What do donors want from charities?
Buried deep in the Charity Commission’s 2016 report (pdf) is a clue. People are almost twice as likely to trust smaller charities as they are big charities. What are small charities doing that big charities could learn from?
At Chuffed, where thousands of small charities and nonprofits crowdfund online, we’ve interviewed donors who’ve given to more than 20 campaigns, to understand what keeps them coming back time and again. This is what they said they want.
1. A Direct Connection With Projects
Donors want to follow what happens with the projects they support. They aren’t after stylised impact stories; they want direct updates from the people they’ve given money to. As one stated, “If you donate to a big charity, you donate and it’s done. With crowdfunding, I get interaction, feedback, updates…”
When Darren Hougham went to Dunkirk to build a school in the refugee camp, for example, he filmed short videos on his phone. Back in the UK, he would use the videos in a short update for his donors, and each time he posted a new burst of donations would come through that ultimately raised £15,000.
2. Personalised Messages
When big charity fundraisers are recruiting wealthy donors, their approach is all about personalisation. They only contact donors they know are interested in their issue and the message is entirely customised to them.
When it comes to ordinary donors though, big charities use a “spray-and-pray” approach, broadcasting the same message in the same way to as many people as they can. If I’m passionate about animals, I still get targeted by dementia, international affairs and medical research charities.
Small charities have a way of personalising things for even their smallest donors – by getting their fans to spread the message for them.

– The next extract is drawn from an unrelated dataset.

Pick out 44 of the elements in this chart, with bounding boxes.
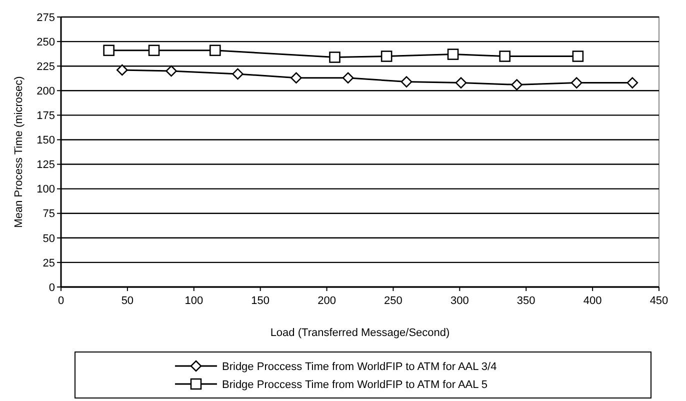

When Rob Caslick created an urban rooftop garden on top of his local church, he recruited a dozen “foot soldiers” – people with a particular passion for his project – who could help him spread the word. They helped design the campaign, got an early release of the campaign video and were given email templates to send out. When the campaign launched, these people were the first to donate and they also sent out hundreds of messages to friends encouraging them to donate. The result: Rob raised his $15,000 target in 50 hours.